Dünyanın ilk aksesuvar markalarından Lancel, İstanbul Abdi İpekçi Caddesi’nde ilk butiğini açarak Türkiye’ye girdi. İngiltere ve İspanya’dan önce Türkiye’ye geldiklerini belirten Lancel Uluslararası Pazarlar Direktörü Geoffroy Ebrard, "Atatürk’ün mirasına çok inanıyoruz. Türkiye’ye gelirken hiç endişe etmedik. Büyük bir demokrasi, her şeyin daha iyi olacağını düşünüyoruz" dedi.
ÇANTALARI bir fenomen olarak kabul edilen, 132 yıllık aksesuvar markası Fransız Lancel, ilk mağazasını İstanbul Abdi İpekçi Caddesi’nde açarak Türkiye pazarına girdi. Perakendede sıkıntı olduğu söylenen, siyasi ve ekonomik belirsizliklerin ortaya çıkabileceği bir dönemde Türkiye’de mağaza açarken endişe duymadıklarını belirten Lancel Uluslararası Pazarlar Direktörü Geoffroy Ebrard, Türkiye’nin büyük bir demokrasi olduğunu söyledi. Atatürk’ün varlığına çok inandıklarını söyleyen Geoffroy Ebrard, "Burada vizyoner Atatürk’ün mirasını hissediyoruz. Türkiye’de her şeyin daha iyi olacağını düşünüyoruz.

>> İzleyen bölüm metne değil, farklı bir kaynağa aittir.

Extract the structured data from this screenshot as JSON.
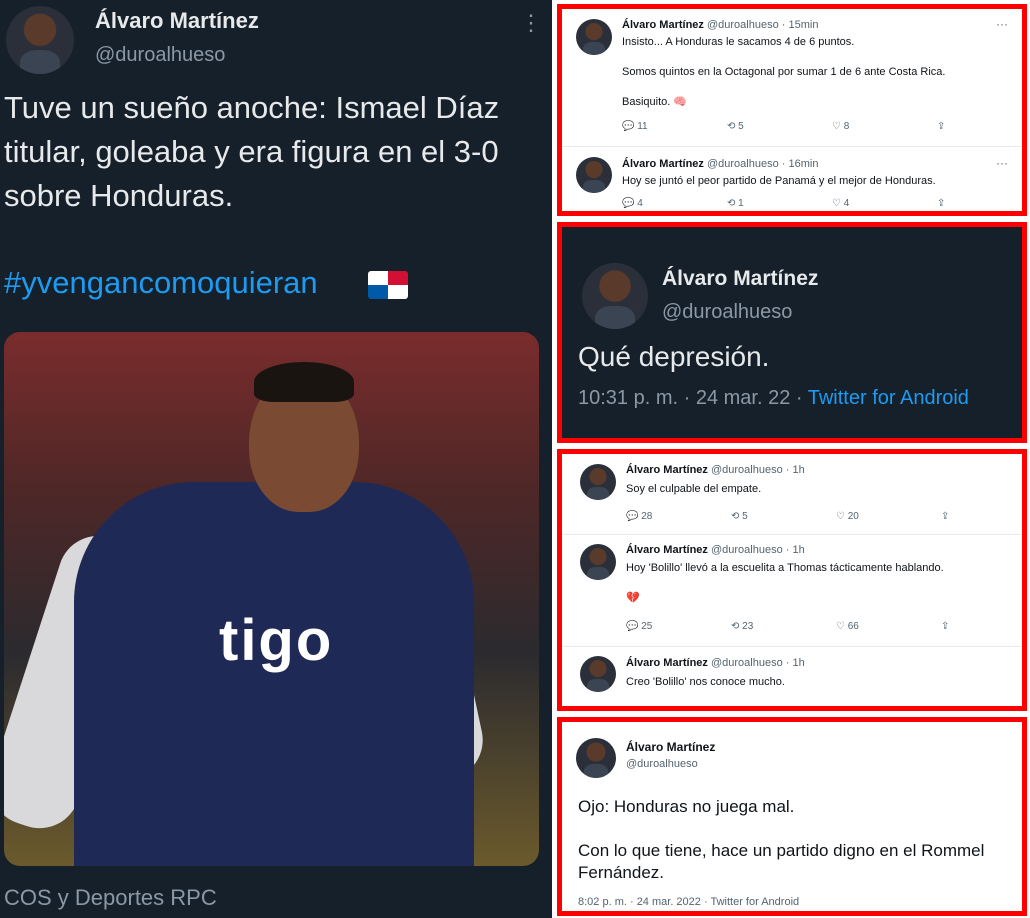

Türkiye’ye İspanya ve İngiltere’ye gitmeden önce geldik" dedi.
 
 
Doğru karar verdik
 
Türkiye’nin Avrupa’nın en çok büyüyen pazarlarından biri olduğuna dikkat çeken Ebrard "Lüks markalar Avrupa pazarıyla çok ilgili. Türkiye bize çok benziyor. Türkiye bizim için çok doğru bir pazar ve doğru bir karar verdik. Türkiye’de deri çok önemli ve eski bir kültür, bir gelenek. Deri kalitesi ve stil oldukça iyi bir konumda. Frarsa’da çok özel bir yerimiz var. Türkiye gibi sofistike pazarda da özel bir yere talibiz. Geç kalmadık ancak şimdi hazır olabildik" diye konuştu.
 
Operayla özdeşleşti
 
132 yıllık hikayelerini Ebrard şu sözlerle özetliyor: "Opera Paris’te farklı noktalarda ortaya çıkıyordu. Moda da onların yanında yükseldi. Chanel ve diğerleri... Hepsinin ayrı bir hikayesi var. Lancel’in kurucuları operaya giderken kadınların ellerine alacakları çantaları ve aksesuvarları sağlamak üzere yola çıktılar. 1970’lere kadar aile sahipti. Lancel ailesinin dördüncü kuşak temsilcisi Estelle de Gallea hálá bir tarihi değer olarak şirketimizde. Asyalı müşteriler mağazalarda görünce ona dokunup, fotoğraf çektirip hayranlıklarını gösteriyorlar. 1997’de dünyanın ikinci büyük lüks grubu Richemont, deri sektöründeki iki haneli büyüme oranlarını görüp Lancel’i satın alıp global büyümesini hızlandırdı."
 
Korkutucu lüks marka değiliz
 
LÜKS ve ultra lüksün biraz soğuk ve ürkütücü olabildiğine dikkat çeken Geoffroy Ebrard, "Lancel’in yüzü sıcak ve misafir perverdir. Mağazaya giren hoş bir karşılama yaşıyor hissine kapılıyor. Bazı lüks markalardan insanlar ürker. Bizden öyle bir ürkmezler. Biz tasarım markayız ama moda marka değiliz. Her sezon bir sürü yeni modelle çıkmıyoruz. Ürünlerimiz uzun yıllar kullanılır" diye konuştu.
 
132 yıl önce pipo ve sigara aksesuvarları satarak başladı
 
ANGELE ve kocası Alphonse Lancel Paris’in kalbinde 1876’da pipo ve sigara aksesuvarları satan bir dükkan açtı. Zarif, Parizyen (Parisli) ünü her yeri saran Lancel 1883’te ilk kez deri ürünlere yer vermeye başladı. 1890’da ise kadınları baştan çıkaran çantaları piyasa çıkmıştı. Place de l’Opera’da 1929’da amiral gemisi niteliğindeki mağazasını açan Lancel, 1950’lerde modern bavullar ile kendini gösterdi. 1997’de Richemont Group’a katılan Lancel bugün dünyada 243’ü butik olmak üzere 500 noktada satılıyor. Cartier, Van Cleef & Arpels, Piaget, Vacheron Constantin, Jaeger-LeCoultre, IWC, Panerai ve Montblanc markalarına sahip Richemont, dünyanın en büyük ikinci lüks grubu konumunda.